In this New Jewish Theatre production, Act 1 begins in a celebratory mood. Suzanne Gold-Stein (Linda Meade) and her husband, Rob (Joel Lewis), a genetic scientist, are celebrating their third wedding anniversary. After Suzanne announces that she is pregnant, Rob encourages her to take this new test. Several weeks later, he returns home with the results: Suzanne is carrying a son, and, in all likelihood their son will grow up to be gay, the same as her brother David (Will Ledbetter).

"If only it were deformed," Suzanne cries out in one of the play's truly horrific moments. If the child were deformed, her course of action would be so much clearer -- and perhaps even justifiable. But when the potential genetic "defect" is merely challenging rather than life-threatening, the waters grow murky.

Jonathan Tolins' drama has been accused of being a polemic (have its critics never seen a George Bernard Shaw play?), but in fact the debate over the future of Rob and Suzanne's unborn child doesn't begin in earnest until Act 2. Although you might expect a Broadway drama to favor allowing a gay child to live, in this production the argument is not weighted that way. As the scientist/husband, Joel Lewis is more persuasive than his life-affirming opponents. I doubt that this is what the playwright intended. But when a fine actor finds the truth beneath his role, anything can happen.
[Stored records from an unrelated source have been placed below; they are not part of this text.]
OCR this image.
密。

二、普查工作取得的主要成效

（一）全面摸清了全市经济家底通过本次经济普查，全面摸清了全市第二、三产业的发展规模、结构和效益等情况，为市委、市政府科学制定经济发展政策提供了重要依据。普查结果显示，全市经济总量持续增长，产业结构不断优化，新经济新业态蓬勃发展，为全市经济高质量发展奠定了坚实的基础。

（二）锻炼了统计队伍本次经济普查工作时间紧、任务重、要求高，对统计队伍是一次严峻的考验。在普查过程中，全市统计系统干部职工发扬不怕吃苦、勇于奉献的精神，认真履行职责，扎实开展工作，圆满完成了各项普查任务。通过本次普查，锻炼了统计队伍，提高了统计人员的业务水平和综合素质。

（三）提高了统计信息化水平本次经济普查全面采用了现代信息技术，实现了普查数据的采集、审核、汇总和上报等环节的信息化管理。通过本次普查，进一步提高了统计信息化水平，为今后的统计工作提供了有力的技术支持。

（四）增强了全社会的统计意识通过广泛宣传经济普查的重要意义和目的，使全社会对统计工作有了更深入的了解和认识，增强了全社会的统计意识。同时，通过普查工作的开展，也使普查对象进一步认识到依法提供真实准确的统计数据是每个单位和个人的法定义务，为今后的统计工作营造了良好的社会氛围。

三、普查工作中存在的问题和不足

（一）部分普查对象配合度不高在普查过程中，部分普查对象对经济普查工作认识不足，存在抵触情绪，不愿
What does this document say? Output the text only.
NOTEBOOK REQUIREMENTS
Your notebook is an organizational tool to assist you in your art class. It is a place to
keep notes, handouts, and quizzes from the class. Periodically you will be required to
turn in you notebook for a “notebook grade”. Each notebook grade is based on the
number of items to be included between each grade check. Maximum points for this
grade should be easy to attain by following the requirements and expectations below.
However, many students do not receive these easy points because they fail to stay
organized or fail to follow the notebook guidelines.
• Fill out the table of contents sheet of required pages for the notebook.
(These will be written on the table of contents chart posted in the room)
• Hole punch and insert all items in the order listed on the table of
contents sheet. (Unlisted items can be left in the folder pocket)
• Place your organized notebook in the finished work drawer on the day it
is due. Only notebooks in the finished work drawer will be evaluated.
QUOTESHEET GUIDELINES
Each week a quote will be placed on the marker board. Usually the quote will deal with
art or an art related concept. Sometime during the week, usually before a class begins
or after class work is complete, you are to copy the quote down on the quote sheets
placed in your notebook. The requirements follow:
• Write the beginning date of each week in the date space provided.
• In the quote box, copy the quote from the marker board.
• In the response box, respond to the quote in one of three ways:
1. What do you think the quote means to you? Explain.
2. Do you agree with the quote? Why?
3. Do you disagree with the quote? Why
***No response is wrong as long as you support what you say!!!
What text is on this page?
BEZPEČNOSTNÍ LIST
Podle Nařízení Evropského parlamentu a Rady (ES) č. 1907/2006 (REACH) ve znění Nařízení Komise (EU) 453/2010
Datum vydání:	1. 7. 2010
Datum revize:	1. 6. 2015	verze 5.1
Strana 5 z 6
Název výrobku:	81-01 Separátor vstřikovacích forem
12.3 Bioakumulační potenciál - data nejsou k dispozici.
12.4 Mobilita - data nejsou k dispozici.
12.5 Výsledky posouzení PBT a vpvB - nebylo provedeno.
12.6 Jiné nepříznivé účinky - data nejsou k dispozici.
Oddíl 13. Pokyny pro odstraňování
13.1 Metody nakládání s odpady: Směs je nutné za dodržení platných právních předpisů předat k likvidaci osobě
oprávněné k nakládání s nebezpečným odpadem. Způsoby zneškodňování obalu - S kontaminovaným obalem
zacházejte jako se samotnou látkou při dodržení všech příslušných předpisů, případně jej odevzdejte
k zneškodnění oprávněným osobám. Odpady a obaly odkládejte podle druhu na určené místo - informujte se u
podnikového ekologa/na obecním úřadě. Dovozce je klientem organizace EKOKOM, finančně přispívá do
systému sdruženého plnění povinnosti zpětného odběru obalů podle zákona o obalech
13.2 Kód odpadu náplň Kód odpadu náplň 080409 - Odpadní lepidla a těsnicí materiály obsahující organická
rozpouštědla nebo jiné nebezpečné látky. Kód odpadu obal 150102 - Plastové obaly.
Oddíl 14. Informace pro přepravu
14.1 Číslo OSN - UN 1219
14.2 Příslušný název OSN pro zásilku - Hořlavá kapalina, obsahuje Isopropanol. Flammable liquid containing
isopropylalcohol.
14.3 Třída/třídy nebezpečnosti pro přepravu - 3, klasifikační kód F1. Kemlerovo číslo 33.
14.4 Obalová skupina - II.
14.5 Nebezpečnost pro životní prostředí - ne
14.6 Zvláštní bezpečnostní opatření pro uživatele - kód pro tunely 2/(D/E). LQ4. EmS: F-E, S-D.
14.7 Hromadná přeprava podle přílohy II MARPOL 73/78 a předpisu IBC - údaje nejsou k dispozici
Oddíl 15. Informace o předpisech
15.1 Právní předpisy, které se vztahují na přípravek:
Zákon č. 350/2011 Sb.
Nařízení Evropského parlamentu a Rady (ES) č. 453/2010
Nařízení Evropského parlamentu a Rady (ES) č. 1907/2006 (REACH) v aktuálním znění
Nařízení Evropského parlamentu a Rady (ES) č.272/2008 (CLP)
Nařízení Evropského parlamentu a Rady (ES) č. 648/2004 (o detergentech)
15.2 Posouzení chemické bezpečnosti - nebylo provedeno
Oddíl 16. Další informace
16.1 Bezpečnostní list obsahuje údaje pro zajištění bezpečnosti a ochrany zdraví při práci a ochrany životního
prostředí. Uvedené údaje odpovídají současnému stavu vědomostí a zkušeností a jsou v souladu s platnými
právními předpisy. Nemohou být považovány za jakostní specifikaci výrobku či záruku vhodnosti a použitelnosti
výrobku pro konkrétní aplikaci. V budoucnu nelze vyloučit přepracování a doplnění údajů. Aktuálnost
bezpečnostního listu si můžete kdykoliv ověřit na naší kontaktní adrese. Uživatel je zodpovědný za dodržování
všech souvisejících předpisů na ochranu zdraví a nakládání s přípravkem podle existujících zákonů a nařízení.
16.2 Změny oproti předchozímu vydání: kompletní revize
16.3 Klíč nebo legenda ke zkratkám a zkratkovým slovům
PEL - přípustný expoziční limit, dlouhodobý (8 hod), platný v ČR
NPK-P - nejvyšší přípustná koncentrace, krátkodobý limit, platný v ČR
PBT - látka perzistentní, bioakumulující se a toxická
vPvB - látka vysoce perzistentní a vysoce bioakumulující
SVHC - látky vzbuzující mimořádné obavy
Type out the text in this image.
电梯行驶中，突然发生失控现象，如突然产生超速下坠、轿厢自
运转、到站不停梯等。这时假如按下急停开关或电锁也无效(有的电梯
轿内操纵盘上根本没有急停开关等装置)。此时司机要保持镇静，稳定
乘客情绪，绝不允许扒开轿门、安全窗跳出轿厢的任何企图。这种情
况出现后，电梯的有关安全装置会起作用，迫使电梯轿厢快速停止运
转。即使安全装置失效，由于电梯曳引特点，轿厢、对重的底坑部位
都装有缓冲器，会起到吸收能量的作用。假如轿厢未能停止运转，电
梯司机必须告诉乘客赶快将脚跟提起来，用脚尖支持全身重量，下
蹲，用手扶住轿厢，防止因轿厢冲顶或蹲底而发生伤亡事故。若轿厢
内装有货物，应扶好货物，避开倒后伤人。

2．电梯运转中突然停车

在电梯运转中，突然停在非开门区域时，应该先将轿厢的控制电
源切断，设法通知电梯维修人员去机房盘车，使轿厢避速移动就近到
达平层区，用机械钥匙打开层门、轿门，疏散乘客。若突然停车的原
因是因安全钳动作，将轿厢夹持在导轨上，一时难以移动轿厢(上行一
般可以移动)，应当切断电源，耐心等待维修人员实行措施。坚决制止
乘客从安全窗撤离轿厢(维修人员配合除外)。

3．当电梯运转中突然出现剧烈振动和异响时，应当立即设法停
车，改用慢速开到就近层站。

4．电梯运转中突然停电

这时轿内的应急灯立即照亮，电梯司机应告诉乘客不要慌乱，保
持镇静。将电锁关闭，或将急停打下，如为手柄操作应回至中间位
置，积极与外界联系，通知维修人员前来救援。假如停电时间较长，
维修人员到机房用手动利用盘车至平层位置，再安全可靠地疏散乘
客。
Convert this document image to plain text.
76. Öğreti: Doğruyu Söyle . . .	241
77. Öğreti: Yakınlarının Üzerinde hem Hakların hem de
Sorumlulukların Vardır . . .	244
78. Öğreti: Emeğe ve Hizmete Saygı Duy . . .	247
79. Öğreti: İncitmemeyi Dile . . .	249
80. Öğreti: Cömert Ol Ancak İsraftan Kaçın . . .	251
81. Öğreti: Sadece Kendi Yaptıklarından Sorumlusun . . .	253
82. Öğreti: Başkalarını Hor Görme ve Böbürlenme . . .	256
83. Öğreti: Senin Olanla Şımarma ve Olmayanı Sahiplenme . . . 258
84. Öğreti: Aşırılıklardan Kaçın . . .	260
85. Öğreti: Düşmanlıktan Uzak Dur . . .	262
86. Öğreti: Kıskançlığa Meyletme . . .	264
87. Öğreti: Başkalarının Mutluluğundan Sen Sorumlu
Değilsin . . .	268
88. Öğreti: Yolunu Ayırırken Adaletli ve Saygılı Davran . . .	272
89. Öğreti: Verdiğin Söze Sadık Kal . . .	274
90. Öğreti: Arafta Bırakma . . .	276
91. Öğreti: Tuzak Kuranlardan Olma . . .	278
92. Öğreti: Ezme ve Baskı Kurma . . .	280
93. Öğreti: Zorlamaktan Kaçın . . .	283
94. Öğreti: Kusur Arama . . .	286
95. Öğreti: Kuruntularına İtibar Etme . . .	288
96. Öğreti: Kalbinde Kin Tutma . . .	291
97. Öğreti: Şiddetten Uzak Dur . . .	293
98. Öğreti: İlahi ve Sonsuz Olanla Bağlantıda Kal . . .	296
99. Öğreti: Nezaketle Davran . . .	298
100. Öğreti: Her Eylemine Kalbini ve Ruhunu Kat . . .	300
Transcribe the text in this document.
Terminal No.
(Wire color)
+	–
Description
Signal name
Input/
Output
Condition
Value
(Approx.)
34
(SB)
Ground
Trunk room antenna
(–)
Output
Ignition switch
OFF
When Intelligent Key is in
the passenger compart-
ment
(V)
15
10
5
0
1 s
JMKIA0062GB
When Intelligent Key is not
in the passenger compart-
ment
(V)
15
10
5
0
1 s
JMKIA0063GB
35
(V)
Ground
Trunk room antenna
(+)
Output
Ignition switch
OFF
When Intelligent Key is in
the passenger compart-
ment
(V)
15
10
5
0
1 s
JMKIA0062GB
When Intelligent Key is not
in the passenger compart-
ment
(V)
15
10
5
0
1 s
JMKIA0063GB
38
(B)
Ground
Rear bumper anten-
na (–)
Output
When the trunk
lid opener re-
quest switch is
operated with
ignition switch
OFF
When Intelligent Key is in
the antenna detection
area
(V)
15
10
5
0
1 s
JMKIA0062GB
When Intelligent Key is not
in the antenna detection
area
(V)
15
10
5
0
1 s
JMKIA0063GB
Here was another surprise: Despite the emphasis on Suzanne's dilemma, the play's most compelling scene takes place early in Act 2, when David confronts his parents (Carrie Houk and Tom Simmons) with this question: Had you known I was going to grow up to be homosexual, would you have opted for abortion? During this pained exchange, the audience sat spellbound. Not only were they waiting for the onstage answer, one could sense they also were struggling to answer the question for themselves. At long last, the play had struck home.

It was at this moment that I realized why Twilight of the Golds refuses to die: because you don't witness this confrontation in any other play. By contrast, Suzanne's quandary is a scientific "what-if" that, although interesting, is from the outset a hypothetical that demands of the viewer that famous "willing suspension of disbelief." But the agonizing immediacy of a mother, a father and a son trying to articulate confused, silent judgments that have been bottled up for far too long -- this is, here, now and always, the theatrical equivalent of plunging a knife into the heart of someone you most love. As viewers, we can't believe it's happening, yet we cannot turn away.